Chang Gung Memorial Hospital, TaiwanChang Gung Memorial Hospital (CGMH), located in the district of Linkou, Taiwan, was founded in 1978. The hospital has nearly 4,000 beds and a total of 29 specialty centers. One of the centers is the Proton and Radiation Therapy Center (PRTC), which was the first proton center in Taiwan. CGMH PRTC provides advanced radiation therapy and comprehensive medical care to patients from Taiwan and the rest of the world.
The buildings that house CGMH PRTC were planned and designed by CGMH’s facility team. Siemens was called in to serve as the green building consultant for the center. The goal was nothing less than Leadership in Energy and Environmental Design (LEED) for Healthcare Platinum certification. CGMH is committed to the long-term efforts of sustainability, which was behind the decision to make CGMH PRTC into a sustainable and green place.
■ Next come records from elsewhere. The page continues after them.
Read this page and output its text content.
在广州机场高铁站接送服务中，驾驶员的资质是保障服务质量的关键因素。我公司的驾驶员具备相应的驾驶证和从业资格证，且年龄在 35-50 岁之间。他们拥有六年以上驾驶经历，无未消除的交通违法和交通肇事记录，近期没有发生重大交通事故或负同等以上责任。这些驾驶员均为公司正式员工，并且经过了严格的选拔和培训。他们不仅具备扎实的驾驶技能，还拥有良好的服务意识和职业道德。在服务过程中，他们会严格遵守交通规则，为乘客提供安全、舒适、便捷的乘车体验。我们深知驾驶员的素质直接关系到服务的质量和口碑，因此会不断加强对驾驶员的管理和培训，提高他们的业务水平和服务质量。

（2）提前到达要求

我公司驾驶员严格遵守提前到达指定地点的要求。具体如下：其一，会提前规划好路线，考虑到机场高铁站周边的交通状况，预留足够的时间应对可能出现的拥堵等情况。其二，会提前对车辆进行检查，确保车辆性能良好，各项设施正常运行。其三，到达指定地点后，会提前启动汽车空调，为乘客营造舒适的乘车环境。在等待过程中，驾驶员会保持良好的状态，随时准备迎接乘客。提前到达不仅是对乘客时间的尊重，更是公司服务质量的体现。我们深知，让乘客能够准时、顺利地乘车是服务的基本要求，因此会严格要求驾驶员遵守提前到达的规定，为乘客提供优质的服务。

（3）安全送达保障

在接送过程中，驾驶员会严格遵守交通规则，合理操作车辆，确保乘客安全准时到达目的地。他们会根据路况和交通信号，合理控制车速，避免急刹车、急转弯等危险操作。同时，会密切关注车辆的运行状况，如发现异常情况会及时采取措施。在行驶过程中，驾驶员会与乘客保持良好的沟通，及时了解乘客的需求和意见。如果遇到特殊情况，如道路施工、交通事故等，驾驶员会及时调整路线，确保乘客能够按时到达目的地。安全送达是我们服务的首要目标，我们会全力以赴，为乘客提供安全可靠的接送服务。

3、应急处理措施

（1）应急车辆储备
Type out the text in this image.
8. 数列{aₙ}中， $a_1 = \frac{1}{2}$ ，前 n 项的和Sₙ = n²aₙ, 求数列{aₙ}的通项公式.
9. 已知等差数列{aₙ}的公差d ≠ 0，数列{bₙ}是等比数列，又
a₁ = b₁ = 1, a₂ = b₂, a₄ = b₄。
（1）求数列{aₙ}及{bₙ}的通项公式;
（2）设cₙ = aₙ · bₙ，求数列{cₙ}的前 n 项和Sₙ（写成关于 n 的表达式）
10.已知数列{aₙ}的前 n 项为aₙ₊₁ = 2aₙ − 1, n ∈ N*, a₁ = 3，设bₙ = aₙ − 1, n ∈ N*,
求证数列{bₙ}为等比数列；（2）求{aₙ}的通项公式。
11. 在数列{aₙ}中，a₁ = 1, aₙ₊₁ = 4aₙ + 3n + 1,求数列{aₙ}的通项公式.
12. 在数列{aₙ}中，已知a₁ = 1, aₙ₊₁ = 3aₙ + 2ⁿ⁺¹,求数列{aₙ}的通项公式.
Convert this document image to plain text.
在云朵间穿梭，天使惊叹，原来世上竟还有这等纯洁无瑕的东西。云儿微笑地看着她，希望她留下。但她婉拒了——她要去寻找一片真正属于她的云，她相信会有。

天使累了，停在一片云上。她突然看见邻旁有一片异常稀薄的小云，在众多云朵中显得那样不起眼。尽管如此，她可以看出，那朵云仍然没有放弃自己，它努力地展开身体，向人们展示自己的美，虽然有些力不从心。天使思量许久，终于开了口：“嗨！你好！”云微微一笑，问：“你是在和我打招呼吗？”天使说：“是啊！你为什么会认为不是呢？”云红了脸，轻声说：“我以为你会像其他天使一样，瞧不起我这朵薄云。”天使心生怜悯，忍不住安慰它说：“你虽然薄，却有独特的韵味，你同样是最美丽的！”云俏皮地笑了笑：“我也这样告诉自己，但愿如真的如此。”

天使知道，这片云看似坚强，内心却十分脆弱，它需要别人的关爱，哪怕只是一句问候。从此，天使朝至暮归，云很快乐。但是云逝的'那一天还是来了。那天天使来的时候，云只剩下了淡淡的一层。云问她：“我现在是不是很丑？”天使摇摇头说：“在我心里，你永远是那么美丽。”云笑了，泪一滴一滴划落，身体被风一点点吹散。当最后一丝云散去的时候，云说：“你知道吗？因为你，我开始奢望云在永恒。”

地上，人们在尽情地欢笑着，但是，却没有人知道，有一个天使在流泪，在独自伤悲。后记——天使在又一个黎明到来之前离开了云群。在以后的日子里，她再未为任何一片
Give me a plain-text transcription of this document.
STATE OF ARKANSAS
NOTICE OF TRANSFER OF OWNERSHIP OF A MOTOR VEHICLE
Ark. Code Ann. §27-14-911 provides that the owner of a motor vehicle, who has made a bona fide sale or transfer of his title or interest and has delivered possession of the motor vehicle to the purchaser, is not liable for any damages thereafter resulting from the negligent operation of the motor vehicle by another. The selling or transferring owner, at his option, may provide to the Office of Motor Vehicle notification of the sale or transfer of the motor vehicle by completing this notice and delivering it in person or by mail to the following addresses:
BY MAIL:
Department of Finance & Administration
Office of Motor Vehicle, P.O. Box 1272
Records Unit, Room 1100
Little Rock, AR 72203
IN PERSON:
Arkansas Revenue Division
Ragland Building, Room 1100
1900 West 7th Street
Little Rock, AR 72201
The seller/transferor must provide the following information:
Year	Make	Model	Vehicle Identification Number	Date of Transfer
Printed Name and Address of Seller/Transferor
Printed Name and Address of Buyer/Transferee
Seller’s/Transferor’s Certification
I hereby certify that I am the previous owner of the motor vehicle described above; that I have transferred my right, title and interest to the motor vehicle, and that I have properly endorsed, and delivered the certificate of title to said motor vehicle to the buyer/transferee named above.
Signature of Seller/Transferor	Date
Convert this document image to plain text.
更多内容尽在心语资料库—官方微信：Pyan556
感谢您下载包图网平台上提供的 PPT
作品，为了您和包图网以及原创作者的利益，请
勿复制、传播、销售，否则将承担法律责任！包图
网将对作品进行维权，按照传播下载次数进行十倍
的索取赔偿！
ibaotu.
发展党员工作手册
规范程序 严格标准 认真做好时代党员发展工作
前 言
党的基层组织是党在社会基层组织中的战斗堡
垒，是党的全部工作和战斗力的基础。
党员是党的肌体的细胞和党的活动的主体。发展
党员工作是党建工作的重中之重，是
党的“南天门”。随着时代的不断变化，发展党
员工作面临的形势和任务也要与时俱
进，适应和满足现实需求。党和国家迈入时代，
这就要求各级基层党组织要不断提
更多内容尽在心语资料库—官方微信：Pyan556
Siemens equipped CGMH PRTC with its building management system to make the building’s operations more intelligent and energy efficient. Furthermore, Siemens served as the green building consultant throughout the LEED application and implementation processes.
In order to comply with LEED for Healthcare guidelines, extra effort went into among others energy-saving low-e double-layer glass for all external windows; variable frequency for air-conditioners; two-way lighting control systems with automatic on-off functions; recycling of around 98 percent of construction waste; and a high degree of recycled construction materials.
As a result of these efforts, CGMH PRTC received LEED for Healthcare Platinum certification in 2014. Platinum is the highest level possible. CGMH PRTC is Asia’s first and the world’s second hospital to receive LEED for Healthcare Platinum certification.
CGMH PRTC is now 42 percent more energy efficient than regular buildings. Every year, CGMH PRTC saves 2 million kilowatt hours of electricity consumption and reduces 1,224 metric tons of CO2 emissions. In addition, the wastewater recycling and reclaimed water system reduce water consumption by 61 percent or 18,750 tons of water annually.